Iniziarono allora le indagini,che riuscirono a ricostruire l’ultimo giorno della donna.

La portiera del palazzo affermò di averla vista uscire di casa verso le 17.30, successivamente era stata avvistata alla stazione Termini mentre si recava a prendere il treno per Ostia intorno alle 18 e un edicolante di Ostia affermò di aver parlato e venduto una cartolina a una ragazza somigliante alla vittima dell’omicidio.

Nel frattempo completata l’autopsia la causa della morte era risultata un malore dopo aver mangiato un gelato ed essere entrata con i piedi in acqua che aveva provocato lo svenimento della donna e il conseguente annegamento.

L’ipotesi del bagno spiegava, quindi, come mai non fossero stati ritrovati indumenti come le calze, le scarpe e la gonna, inoltre, a causa delle correnti marine, era possibile che il corpo fosse stato trasportato da queste da Ostia a Torvaianica, distanti tra loro una ventina di chilometri.

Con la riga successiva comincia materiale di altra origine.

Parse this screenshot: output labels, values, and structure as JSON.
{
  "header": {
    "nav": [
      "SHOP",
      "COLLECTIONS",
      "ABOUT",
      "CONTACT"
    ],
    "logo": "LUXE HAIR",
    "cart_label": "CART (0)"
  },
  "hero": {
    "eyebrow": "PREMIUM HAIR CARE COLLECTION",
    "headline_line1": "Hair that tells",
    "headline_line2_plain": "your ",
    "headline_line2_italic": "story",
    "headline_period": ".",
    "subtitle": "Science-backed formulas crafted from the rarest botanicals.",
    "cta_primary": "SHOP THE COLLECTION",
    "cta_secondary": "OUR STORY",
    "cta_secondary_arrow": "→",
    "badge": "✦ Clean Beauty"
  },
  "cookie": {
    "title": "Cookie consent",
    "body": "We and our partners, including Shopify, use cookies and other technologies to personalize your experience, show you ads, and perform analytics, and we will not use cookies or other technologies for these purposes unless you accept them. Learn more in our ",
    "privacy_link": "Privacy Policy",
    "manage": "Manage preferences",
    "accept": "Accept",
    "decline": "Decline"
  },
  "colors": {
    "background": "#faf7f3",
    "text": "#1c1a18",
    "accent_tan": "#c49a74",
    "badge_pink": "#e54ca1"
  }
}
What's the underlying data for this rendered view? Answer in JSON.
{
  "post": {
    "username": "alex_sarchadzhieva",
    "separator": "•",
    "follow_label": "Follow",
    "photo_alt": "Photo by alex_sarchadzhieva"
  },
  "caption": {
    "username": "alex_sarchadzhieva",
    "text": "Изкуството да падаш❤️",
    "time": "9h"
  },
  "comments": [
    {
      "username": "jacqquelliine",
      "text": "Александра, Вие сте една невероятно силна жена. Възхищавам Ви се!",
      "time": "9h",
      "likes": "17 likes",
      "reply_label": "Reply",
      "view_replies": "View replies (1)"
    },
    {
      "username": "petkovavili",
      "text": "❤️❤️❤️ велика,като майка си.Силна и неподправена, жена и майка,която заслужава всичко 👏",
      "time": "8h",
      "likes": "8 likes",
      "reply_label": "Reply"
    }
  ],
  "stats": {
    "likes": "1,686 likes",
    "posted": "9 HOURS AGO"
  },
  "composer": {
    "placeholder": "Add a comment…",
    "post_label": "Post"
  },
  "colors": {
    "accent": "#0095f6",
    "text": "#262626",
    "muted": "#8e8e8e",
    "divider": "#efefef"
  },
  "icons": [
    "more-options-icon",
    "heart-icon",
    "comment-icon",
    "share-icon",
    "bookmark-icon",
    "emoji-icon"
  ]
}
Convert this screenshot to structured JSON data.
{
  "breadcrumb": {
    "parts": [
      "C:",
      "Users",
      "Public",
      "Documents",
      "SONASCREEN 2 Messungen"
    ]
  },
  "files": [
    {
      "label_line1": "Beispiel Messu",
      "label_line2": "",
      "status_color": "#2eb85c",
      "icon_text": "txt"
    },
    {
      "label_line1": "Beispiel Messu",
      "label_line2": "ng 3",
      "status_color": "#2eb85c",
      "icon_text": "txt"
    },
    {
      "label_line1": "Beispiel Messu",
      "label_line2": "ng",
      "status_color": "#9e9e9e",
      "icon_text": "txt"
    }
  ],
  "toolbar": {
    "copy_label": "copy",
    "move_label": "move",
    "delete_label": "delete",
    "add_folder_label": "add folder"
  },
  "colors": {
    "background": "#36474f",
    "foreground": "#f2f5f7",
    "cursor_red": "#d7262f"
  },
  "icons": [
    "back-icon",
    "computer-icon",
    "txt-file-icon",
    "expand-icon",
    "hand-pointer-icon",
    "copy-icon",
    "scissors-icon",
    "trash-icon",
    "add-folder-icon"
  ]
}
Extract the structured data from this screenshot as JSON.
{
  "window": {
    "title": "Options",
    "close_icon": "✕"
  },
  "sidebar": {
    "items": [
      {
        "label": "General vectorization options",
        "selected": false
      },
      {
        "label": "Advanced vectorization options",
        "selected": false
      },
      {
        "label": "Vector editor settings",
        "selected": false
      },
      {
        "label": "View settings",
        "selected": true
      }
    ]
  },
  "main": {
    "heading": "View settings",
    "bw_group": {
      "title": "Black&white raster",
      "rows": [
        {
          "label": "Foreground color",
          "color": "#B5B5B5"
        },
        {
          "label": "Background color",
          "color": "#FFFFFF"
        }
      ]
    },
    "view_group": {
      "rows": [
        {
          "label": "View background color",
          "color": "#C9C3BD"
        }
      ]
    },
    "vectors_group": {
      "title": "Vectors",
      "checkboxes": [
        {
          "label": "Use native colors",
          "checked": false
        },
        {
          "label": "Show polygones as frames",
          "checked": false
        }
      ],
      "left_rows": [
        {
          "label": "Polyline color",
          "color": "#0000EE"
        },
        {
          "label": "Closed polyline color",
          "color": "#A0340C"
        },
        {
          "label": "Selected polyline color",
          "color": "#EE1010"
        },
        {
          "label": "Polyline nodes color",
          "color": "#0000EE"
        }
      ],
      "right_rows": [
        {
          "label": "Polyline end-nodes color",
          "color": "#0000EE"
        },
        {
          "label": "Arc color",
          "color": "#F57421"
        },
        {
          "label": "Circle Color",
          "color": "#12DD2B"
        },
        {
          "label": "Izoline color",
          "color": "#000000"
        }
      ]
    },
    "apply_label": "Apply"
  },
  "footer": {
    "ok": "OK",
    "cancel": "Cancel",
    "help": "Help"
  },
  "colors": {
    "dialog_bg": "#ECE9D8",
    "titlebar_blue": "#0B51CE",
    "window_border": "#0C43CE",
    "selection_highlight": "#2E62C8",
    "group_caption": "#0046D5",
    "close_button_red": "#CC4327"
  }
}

Questo caso ebbe un impatto mediatico fortissimo, tutti i giornali d’Italia ne parlavano ed alcuni avanzavano anche delle ipotesi su chi potesse essere l’assassino e il motivo che lo aveva spinto ad agire.

Una svolta parve arrivare quando una donna, Adriana Bisaccia aveva raccontato al periodico Attualità di aver partecipato a un’orgia insieme a Wilma Montesi e che questa avesse assunto un enorme quantitativo di droga e di alcool e accusando un malore sarebbe stata portata sulla spiaggia, l’evento si svolgeva in una villa a Capocotta vicino al luogo di rinvenimento del cadavere, e lì abbandonata.

Questo articolo, nel quale venivano fatti nomi di importanti personaggi pubblici e politici, portò alla testimonianza di un’altra donna, Moneta Caglio, che aveva partecipato a questi eventi e alla ripresa delle indagini.

Indagini che si conclusero con l’arresto di Piero Piccioni, figlio di Attilio Piccioni, deputato della DC e ministro del Affari Esteri, del marchese Ugo Montagna e Saverio Polito, questore di Roma.

Il 20 giugno 1955 gli imputati vennero rinviati a giudizio e il 21 gennaio 1957 si aprì il dibattimento a Venezia che, però, non fece altro che constatare che tutti e tre gli imputati avevano degli alibi molto forti, alcuni si trovavano in altre zone d’Italia in quel periodo, e impossibilitati ad aver commesso l’omicidio, quindi il 28 maggio dello stesso anno vennero assolti da tutte le accuse.

Dopo questo si aprì un altro processo, quello per calunnia contro Adriana Bisaccia, Moneta Caglio e Silvano Muto, direttore della rivista Attualità, che si concluse con la condanna due anni per il giornalista, dieci mesi per Adriana Bisaccia e due anni per Moneta Caglio, lasciando irrisolto anche questo caso.